Whine Less, Write Better Jokes

People who complain about "censorship" in comedy sound a lot like the people who say we are “too politically correct” as a country nowadays.

I call bullshit.

The actual case is, we as a culture are getting to be more inclusive and aware. We’re also spotting lazy, discriminatory humor from our comedians, humor that enforces existing power structures, that “punches down.” Comedy has the power to change minds, to talk about the taboo, to revolutionize how things are. So many fantastic comedians all buck expectations and punch up and out against power systems, against prejudices and injustices. 

We are not too sensitive. We are saying we're not interested in lazy humor that picks on the disempowered. 

Punching a little kid is easy. Let’s tackle the 2 ton gorilla with our comedy. 

Same thing with people complaining about having to be politically correct. Political correctness actually just means “hey, don’t be an asshole and completely dismiss or insult a group of people through ignorance or intentionally hurtful words.” If that’s “too much trouble” and “stupid” to you, then you’re an asshole.

And here’s the thing - an audience might not be able to articulate that, but we as professional comedians need to recognize that and make smarter, better, more subversive jokes.

We need to step up our game.

The first stand up set I ever wrote had a bit about having dogs in jars in my fridge growing up. You know, because Chinese people eat dogs. How foreign and weird! The fact is, I’ve never eaten dog; it’s not in the culinary culture and regions my family is from.
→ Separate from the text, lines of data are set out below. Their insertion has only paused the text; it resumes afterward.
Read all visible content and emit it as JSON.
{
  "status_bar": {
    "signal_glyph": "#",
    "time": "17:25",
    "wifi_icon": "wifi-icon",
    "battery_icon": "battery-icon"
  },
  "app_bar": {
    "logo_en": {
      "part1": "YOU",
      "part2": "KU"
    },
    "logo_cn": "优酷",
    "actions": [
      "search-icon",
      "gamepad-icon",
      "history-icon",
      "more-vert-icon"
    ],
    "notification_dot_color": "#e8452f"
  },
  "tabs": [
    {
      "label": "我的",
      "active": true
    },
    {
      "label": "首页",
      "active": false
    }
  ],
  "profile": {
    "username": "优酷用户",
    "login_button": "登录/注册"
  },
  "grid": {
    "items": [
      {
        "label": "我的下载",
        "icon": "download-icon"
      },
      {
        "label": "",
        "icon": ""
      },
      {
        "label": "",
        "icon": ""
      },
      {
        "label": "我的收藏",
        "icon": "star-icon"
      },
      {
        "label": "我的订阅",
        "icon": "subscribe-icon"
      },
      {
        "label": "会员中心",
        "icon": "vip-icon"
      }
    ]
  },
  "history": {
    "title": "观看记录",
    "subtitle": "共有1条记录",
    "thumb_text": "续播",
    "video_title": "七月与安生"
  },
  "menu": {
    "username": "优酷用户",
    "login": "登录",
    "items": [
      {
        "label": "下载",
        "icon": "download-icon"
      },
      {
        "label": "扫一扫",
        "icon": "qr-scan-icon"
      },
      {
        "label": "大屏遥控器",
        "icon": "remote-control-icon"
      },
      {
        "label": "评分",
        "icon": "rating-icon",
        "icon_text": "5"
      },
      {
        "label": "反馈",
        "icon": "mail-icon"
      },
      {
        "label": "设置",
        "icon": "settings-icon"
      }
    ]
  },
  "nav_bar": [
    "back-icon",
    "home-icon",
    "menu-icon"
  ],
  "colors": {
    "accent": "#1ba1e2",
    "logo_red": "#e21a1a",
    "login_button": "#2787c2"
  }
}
But it was an easy joke and got a huge laugh every time. 

I’m more than a little embarrassed by that joke. 

I’m trying to evolve past that.

I hope that teachers and institutions and people in positions of instruction and power will encourage players to play smarter.

It’s not censorship; it’s not political correctness; it’s playing smarter and sharper and better.

Because at the end of the day, there’s a dick joke, and then there’s a dick joke that illustrates what male privilege looks like while simultaneously kicking patriarchal expectations in the dick.